Onco-Immunology and inflammation

Dr. Weeks’ Comment: “Friends don’t let friends get chemo or radiation therapy”  was a theme of a recent lecture I gave since the future of cancer care is 1) anti-inflammation therapy  and 2) immunotherapy (onco-immunology)  – but both of those can be dangerous if not delivered safely. Anti-inflammatory agents like Celebrex™ kill cancer cells (we have know this for 15 years has your oncologist offered it to you?? Ask him or her why not??) are increasing being use as adjunctive care along with chemotherapy because all oncologists understand that cancer spreads by inflammation  (those are the 4 most important words in oncology). We have know that fact for decades because one common anti-inflammatory agent, aspirin, reduces the risk of ALL CANCERS.  However, if you take too many aspirin, you die.  Gastric bleeding and other internal bleeding can be lethal.  All anti-inflammatory drugs have a narrow therapeutic window – too little, no benefit, Too much, lethal.  Not so with anti-inflammatory foods like black cumin seed and black raspberry seed and Chardonnay grape seeds – to name a few.  These seeds are part of the healthy anti-inflammatory diet.   

 

 

Cancer Immunotherapy: Kinder but Not Harmless

John B. Haanen, MD, PhD

DISCLOSURES

February 22, 2018

Knowledge of the long-term impact of cancer immunotherapies on the body is still incomplete. Nevertheless, immunotherapy is increasingly becoming the standard of care for many types of cancer—melanoma, non–small cell lung cancer, and bladder cancer, for example—meaning that the number of patients exposed to these treatments is growing, as is the chance of developing toxicities from these drugs.[1]

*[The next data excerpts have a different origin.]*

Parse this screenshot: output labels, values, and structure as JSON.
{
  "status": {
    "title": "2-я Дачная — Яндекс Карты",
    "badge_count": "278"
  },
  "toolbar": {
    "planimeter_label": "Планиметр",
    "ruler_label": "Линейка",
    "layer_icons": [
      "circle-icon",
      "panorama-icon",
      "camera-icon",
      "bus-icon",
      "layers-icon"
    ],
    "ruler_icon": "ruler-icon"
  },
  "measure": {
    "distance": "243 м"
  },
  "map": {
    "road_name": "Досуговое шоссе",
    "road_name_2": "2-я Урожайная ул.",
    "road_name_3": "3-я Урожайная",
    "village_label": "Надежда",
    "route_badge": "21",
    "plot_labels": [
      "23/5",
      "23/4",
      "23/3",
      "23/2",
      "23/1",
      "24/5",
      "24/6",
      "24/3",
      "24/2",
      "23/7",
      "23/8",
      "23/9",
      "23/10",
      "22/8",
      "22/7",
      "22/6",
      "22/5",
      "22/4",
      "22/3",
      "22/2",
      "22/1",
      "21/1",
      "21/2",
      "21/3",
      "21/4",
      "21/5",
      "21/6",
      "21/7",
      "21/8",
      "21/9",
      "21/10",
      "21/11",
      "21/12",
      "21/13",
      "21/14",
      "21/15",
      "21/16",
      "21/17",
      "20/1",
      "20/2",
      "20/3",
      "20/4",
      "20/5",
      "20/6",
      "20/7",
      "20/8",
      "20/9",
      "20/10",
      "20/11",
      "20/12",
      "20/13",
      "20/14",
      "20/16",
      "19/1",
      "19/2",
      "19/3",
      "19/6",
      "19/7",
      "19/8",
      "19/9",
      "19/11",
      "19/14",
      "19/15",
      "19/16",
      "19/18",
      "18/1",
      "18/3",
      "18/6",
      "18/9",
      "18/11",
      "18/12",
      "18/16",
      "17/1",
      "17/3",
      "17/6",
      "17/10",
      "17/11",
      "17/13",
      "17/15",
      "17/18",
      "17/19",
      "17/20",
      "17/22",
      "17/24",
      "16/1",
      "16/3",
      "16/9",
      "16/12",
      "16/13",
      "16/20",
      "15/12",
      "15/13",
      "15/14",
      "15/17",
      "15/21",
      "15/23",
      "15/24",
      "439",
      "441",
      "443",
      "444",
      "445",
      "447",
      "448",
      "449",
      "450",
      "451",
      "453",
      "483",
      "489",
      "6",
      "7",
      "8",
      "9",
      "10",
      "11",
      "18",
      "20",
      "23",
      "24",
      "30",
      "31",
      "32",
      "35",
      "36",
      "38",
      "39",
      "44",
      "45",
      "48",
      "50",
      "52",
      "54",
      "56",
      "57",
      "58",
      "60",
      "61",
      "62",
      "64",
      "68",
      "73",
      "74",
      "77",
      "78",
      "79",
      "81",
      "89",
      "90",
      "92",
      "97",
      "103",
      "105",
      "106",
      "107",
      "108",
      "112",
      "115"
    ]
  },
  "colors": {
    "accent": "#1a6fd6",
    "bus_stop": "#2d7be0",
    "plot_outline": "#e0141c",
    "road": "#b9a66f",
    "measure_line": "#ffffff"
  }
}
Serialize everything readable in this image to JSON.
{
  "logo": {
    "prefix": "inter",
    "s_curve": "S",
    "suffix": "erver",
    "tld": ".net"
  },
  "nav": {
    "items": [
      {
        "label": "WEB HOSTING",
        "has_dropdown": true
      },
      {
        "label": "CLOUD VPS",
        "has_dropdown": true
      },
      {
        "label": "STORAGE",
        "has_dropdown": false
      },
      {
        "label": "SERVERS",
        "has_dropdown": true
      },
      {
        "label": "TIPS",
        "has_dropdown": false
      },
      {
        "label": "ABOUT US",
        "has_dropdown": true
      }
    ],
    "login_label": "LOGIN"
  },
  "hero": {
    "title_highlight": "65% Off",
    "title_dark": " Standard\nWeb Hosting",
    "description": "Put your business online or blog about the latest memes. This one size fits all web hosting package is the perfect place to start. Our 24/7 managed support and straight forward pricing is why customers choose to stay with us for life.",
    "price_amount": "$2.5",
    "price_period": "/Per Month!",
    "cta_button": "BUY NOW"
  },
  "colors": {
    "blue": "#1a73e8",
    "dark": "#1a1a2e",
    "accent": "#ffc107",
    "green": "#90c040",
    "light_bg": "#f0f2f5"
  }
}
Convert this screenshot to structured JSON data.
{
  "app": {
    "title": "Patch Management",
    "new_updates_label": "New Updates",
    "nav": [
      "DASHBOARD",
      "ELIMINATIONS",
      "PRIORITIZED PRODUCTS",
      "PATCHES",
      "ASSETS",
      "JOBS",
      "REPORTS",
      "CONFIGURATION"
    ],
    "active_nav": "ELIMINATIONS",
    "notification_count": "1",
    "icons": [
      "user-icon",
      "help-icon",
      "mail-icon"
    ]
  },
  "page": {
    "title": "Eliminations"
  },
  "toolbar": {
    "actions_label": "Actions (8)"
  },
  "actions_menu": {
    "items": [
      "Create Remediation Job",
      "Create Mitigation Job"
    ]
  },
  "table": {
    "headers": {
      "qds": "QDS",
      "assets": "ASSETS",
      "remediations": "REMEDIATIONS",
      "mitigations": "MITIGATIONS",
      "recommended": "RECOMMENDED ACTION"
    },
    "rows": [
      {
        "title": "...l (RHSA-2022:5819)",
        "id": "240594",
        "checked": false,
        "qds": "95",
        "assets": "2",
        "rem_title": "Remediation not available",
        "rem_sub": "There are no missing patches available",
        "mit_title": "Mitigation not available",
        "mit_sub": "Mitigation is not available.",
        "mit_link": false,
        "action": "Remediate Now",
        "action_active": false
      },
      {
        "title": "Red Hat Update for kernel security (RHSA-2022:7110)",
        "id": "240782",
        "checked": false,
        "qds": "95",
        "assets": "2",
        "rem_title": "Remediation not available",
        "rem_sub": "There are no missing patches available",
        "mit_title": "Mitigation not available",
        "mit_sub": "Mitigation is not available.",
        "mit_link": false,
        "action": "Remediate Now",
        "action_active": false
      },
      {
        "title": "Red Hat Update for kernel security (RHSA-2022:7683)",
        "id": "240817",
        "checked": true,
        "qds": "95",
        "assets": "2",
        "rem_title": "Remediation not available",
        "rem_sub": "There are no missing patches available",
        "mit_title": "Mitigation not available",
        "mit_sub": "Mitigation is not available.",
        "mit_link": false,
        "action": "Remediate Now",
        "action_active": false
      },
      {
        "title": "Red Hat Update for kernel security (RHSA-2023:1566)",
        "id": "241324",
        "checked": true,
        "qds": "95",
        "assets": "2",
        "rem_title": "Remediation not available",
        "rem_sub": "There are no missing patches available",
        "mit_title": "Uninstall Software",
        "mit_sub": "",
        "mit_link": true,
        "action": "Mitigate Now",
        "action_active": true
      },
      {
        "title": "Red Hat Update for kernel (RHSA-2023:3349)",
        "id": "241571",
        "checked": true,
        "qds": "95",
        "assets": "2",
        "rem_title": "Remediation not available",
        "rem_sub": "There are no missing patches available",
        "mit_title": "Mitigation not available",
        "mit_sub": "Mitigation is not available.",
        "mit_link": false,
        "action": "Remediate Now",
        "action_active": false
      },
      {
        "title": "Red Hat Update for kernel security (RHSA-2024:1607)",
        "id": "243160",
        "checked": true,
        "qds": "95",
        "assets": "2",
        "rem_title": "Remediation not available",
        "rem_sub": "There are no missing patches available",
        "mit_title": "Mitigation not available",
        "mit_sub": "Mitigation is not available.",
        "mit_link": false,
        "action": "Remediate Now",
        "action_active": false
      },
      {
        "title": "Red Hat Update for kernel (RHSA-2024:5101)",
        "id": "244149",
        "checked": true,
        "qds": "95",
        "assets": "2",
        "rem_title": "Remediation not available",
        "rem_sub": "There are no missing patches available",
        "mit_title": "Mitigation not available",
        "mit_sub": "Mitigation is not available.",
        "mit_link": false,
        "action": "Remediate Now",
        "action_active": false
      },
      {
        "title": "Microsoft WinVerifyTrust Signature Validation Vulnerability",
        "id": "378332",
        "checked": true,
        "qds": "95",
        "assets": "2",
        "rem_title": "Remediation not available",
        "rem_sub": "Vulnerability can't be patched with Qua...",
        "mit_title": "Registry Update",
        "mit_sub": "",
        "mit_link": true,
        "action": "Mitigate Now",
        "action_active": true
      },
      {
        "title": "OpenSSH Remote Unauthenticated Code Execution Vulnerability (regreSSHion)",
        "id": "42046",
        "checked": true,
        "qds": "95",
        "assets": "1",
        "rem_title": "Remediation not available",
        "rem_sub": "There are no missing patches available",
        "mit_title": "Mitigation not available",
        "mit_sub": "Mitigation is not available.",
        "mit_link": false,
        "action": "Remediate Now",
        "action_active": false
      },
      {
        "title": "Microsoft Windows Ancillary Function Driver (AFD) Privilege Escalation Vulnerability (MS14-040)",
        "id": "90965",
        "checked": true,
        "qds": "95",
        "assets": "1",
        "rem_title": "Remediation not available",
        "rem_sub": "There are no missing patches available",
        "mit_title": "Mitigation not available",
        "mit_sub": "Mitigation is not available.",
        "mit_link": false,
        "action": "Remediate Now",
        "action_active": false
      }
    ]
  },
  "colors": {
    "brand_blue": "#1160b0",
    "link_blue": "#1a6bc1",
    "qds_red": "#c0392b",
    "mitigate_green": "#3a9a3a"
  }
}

Commonly regarded as “kinder” on the body than chemotherapy, immunotherapy drugs still have side effects and toxicities. Awareness about the specific toxicities of immunotherapy drugs is crucial. Physicians and patients alike need to understand and manage the side effects of these treatments.

The European Society for Medical Oncology (ESMO) recently published clinical practice guidelines on the management of toxicities from immunotherapy[2]and has just launched a patient guide on the management of immunotherapy side effects.[3] It contains information on how immunotherapy works, the most common toxicities associated with checkpoint inhibitors, how the oncology team can manage these symptoms, and a few strategies that patients can use to minimize side effects. ESMO’s guide provides this information in clear and easy-to-understand language, including helpful illustrations, tables, and a glossary so that patients and caregivers can identify potential side effects.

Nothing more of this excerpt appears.